Como estamos bem próximos às eleições, resolvi pesquisar alguns fatos sobre a história da democracia no Brasil. Lembrava que algumas pessoas haviam concorrido mais de uma vez, como é o caso de Prudente de Morais, que perdeu em 1891 para Deodoro da Fonseca, mas ganhou na eleição seguinte (1894), derrotando Afonso Pena.

Quando comecei este pesquisa, imaginava que já sabia a resposta correta: Ruy Barbosa foi quem mais perdeu eleições para Presidente da República.

No ano de 1909 candidatou-se para presidente da República, disputando o pleito com Hermes da Fonseca. Esta disputa ficou conhecida como campanha civilista. Ele obteve a maioria de votos das grandes cidades, porém perdeu no interior do país. Em 1919, concorreu mais uma vez para a presidência do país, disputando a eleição com Epitácio Pessoa, que acabou saindo vitorioso.

Todavia, também é fato que na eleição presidencial de 1894, vencida por Prudente de Morais (que era efetivamente candidato), Ruy Barbosa recebera 3.718 votos espontâneos (vê-se, neste caso, que ele não era candidato oficial). Na eleição seguinte, em 1898, Ruy Barbosa (e outras dezenas de pessoas) voltou a receber votos espontâneos, embora desta vez bem menos (só 52 votos). Este fato (receber votos sem estar registrado como candidato, que soa estranho nos dias de hoje) voltou a se repetir nas eleições de 1902 e 1906. Em 1914,  a chapa do Partido Republicano Liberal, encabeçada por Ruy Barbosa, mesmo não registrada, obteve cerca de 47 mil votos (47.782), por protesto,  em 1918, mais uma vez, foram atribuídos 1.044 votos ao Águia de Haia. Na eleição de 1922, o povo atribuiu espontaneamente mais 70 votos para o baiano.
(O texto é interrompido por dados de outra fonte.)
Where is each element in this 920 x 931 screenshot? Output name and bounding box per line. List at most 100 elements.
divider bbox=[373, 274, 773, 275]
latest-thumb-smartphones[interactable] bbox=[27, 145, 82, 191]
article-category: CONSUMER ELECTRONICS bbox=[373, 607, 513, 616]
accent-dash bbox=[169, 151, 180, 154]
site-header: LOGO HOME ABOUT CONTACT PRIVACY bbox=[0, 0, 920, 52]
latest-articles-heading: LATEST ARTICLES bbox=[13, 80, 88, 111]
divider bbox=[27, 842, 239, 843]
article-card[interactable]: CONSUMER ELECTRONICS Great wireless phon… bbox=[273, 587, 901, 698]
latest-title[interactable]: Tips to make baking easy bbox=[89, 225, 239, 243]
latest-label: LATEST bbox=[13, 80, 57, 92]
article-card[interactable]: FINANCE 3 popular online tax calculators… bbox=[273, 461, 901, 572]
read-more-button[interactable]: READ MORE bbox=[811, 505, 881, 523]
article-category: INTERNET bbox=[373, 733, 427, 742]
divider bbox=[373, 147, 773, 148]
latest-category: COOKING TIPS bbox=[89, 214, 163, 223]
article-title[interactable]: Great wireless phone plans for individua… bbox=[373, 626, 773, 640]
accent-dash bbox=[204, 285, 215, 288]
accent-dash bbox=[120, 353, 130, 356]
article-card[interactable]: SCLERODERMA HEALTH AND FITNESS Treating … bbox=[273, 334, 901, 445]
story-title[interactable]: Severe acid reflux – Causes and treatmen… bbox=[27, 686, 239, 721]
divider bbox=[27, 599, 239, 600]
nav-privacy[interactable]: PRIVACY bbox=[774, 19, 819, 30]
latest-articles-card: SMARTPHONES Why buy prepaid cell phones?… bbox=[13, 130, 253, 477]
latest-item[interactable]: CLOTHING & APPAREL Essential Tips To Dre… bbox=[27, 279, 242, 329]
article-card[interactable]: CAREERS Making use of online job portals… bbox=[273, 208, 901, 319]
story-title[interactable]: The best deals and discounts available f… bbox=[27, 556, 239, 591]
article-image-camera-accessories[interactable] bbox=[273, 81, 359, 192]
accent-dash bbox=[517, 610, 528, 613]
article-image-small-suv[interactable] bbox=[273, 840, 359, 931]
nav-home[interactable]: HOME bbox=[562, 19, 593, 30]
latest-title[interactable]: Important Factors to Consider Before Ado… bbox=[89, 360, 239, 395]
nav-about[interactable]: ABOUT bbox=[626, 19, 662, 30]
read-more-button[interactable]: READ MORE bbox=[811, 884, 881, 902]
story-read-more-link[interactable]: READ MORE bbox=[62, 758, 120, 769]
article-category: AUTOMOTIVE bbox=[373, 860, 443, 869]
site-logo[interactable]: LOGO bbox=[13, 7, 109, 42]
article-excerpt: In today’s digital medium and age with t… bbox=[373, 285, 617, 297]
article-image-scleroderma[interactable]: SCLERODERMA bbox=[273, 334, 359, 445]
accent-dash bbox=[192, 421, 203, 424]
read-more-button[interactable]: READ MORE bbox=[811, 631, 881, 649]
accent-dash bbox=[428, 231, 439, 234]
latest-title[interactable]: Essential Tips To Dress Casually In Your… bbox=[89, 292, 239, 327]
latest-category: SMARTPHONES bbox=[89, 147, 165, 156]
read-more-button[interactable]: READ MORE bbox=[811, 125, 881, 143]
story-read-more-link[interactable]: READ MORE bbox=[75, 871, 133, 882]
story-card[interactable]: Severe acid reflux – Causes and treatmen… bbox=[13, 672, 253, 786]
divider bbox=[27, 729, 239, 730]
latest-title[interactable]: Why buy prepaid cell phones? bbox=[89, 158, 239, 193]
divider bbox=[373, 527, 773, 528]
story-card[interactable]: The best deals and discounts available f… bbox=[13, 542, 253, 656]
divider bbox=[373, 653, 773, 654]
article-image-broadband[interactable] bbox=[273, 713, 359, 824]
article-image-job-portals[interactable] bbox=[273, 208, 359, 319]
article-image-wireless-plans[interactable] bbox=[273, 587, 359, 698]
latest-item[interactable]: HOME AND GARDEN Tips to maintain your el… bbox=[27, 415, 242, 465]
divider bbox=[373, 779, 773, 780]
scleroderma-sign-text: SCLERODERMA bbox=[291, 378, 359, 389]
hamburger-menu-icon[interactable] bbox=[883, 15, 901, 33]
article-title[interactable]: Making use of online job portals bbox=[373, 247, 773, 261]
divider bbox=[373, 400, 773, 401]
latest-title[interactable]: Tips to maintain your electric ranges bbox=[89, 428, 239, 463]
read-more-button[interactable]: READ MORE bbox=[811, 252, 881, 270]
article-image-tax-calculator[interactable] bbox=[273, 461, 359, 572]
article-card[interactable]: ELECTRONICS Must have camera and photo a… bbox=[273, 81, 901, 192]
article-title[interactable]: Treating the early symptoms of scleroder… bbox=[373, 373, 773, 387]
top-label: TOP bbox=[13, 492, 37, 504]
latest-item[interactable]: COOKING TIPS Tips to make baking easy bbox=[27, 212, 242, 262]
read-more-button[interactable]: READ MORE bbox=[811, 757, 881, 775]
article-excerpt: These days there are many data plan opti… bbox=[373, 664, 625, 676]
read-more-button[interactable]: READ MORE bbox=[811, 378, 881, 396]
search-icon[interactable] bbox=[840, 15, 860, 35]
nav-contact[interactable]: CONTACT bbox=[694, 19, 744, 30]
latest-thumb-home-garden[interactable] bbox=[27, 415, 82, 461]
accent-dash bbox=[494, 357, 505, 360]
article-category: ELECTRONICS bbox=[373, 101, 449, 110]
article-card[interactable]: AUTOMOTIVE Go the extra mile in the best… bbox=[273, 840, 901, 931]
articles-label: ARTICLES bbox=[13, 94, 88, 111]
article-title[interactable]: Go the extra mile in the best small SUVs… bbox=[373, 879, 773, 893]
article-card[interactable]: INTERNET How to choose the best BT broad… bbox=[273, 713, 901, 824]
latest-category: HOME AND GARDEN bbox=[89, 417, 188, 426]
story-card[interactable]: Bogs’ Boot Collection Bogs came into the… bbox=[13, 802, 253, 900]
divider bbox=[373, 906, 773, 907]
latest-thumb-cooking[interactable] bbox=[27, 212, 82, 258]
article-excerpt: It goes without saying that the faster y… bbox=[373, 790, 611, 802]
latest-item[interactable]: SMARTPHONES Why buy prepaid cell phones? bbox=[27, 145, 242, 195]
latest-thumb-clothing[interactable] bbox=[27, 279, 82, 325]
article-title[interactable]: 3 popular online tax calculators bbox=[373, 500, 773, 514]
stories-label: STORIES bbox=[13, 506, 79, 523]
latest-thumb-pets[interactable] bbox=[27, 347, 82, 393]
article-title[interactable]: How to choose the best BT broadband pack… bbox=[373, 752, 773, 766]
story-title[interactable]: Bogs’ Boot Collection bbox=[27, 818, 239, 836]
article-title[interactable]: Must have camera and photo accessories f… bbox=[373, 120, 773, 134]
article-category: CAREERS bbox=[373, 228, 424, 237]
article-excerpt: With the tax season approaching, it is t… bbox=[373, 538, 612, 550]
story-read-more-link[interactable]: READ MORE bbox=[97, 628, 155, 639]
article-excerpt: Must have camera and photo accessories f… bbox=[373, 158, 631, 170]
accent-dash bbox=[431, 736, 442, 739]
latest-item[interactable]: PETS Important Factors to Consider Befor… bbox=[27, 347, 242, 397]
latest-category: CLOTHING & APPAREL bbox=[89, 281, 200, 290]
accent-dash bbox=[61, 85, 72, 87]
Como se vê acima, Rui Barbosa perdeu duas eleições para Presidente (1909 e 1919), já que nas outras em que foi votado espontaneamente (1894, 1898, 1902, 1906, 1914, 1918, 1922), mas sequer registrou sua candidatura.

Convém destacar ainda três brasileiros que por três vezes foram derrotados em eleições para presidente da República: foi Lula, Éneas e Eymael.

Luiz Inácio Lula da Silva ficou em segundo lugar nas eleições de 1989 (perdeu para Collor e teve uma votação de 17,18% no primeiro turno, e 46, 96% no segundo turno), e  em 1994 (com 27,04 %) e 1998 (com 31,71%), foi derrotado no primeiro turno por Fernando Henrique Cardoso. Lula, aliás, é quem mais concorreu à Presidência, o que se deu em 5 oportunidades, já que ganhou as eleições de 2002 e 2006.

O carismático Éneas Carneiro foi candidato nos pleitos de 1989, 1994 e 1998. Em 2002, foi eleito deputado federal por São Paulo e recebeu a maior votação para deputado federal no Brasil, até hoje, com 1.537.642 de votos (mais que Tiririca e Celso Russomano).

Eymael, por sua vez, candidatou-se nas eleições de 2006, 2010 e 2014, tendo recebido uma baixa votação nas três oportunidades.

Todavia, no quesito insistência, Rui Costa Pimenta foi 4 vezes candidato à Presidência da República, sendo que em uma delas a Justiça Eleitoral indeferiu o pedido de registro de candidatura. Segundo o wikipedia:

Pimenta foi candidato à Presidência da República em 2002, recebendo 38 mil votos (0,045%). O PCO lançou-o novamente à corrida presidencial em 2006, mas o Tribunal Superior Eleitoral (TSE) indeferiu o pedido de registro da candidatura de Rui Pimenta alegando erro na prestação de contas relativa à campanha presidencial das eleições de 2002. Em protesto, o partido começou a usar sua parcela do horário político para protestar contra o TSE e incentivar a população a fazer o mesmo. O partido alegava que a ação do TSE foi uma “aberração jurídica”, pois o TSE se utilizou de uma deliberação de 2004, com efeito retroativo sobre o atraso da prestação de contas de 2002. O protesto o PCO foi tirado do ar, pois, segundo o TSE, houve um “desvirtuamento do programa veiculado pela agremiação, veiculando-se conteúdo aparentemente ofensivo e dissociado dos fins da propaganda eleitoral gratuita”. Em 2010, foi candidato a presidente da república pelo PCO, recebendo 12.206 votos (0,01%). Em 2014, concorreu novamente à presidência recebendo 11.800 votos.”

Curiosamente, comecei este post dizendo que acreditava que Rui teria sido a pessoa que mais concorreu à Presidência da República. Não errei no nome, só no sobrenome.